II - No caso da excepção de transacção, a verdadeira fonte da solução do litígio é o acto de vontade das partes e não a sentença do juiz que se limita a fiscalizar a regularidade e validade do acordo, não decidindo a controvérsia substancial.
III - Não existe identidade de pedido entre uma acção em que o autor demandou a ré, pedindo a condenação desta a pagar-lhe débitos salariais resultantes da execução e cessação do contrato de trabalho que os vinculou - acção que veio a terminar por transacção judicial em que a ré se obrigou ao pagamento de uma compensação global pela cessação do contrato de trabalho - e uma segunda acção, de simples apreciação, em que o autor se limita a pedir que seja declarado e reconhecido o período em que prestou trabalho subordinado à ré e a retribuição nesse período paga, o que faz para efeitos de obtenção de prova a apresentar futuramente na Segurança Social nos termos prescritos no art. 9.º, n.º 1 do DL n.º 124/84 de 18.04, com vista à correcção do cálculo da sua pensão de reforma.

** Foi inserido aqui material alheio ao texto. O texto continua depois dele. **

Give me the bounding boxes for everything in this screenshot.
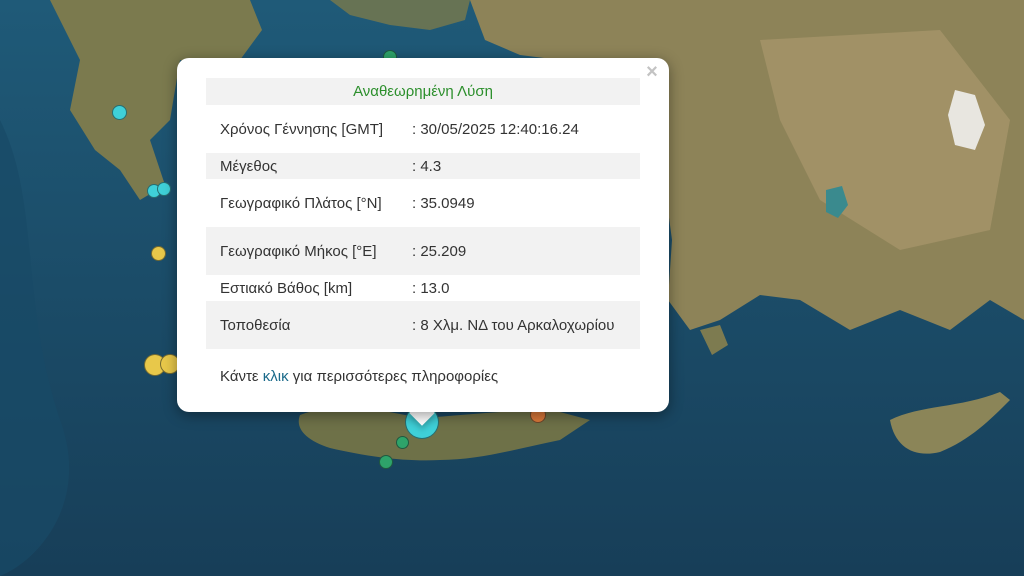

IV - Também a causa de pedir é diferente, apesar de serem os mesmos alguns pressupostos fácticos, sendo a segunda acção meramente instrumental da relação jurídica de reforma, que é distinta e autónoma da relação laboral que ligou as partes.
V - O prazo de prescrição previsto no art. 38.º da LCT aplica-se às prestações que respeitam, directa e imediatamente à relação laboral e não às atinentes a outras relações jurídicas, ainda que conexas ou dependentes das relações jurídicas laborais, como é o caso da relação de reforma.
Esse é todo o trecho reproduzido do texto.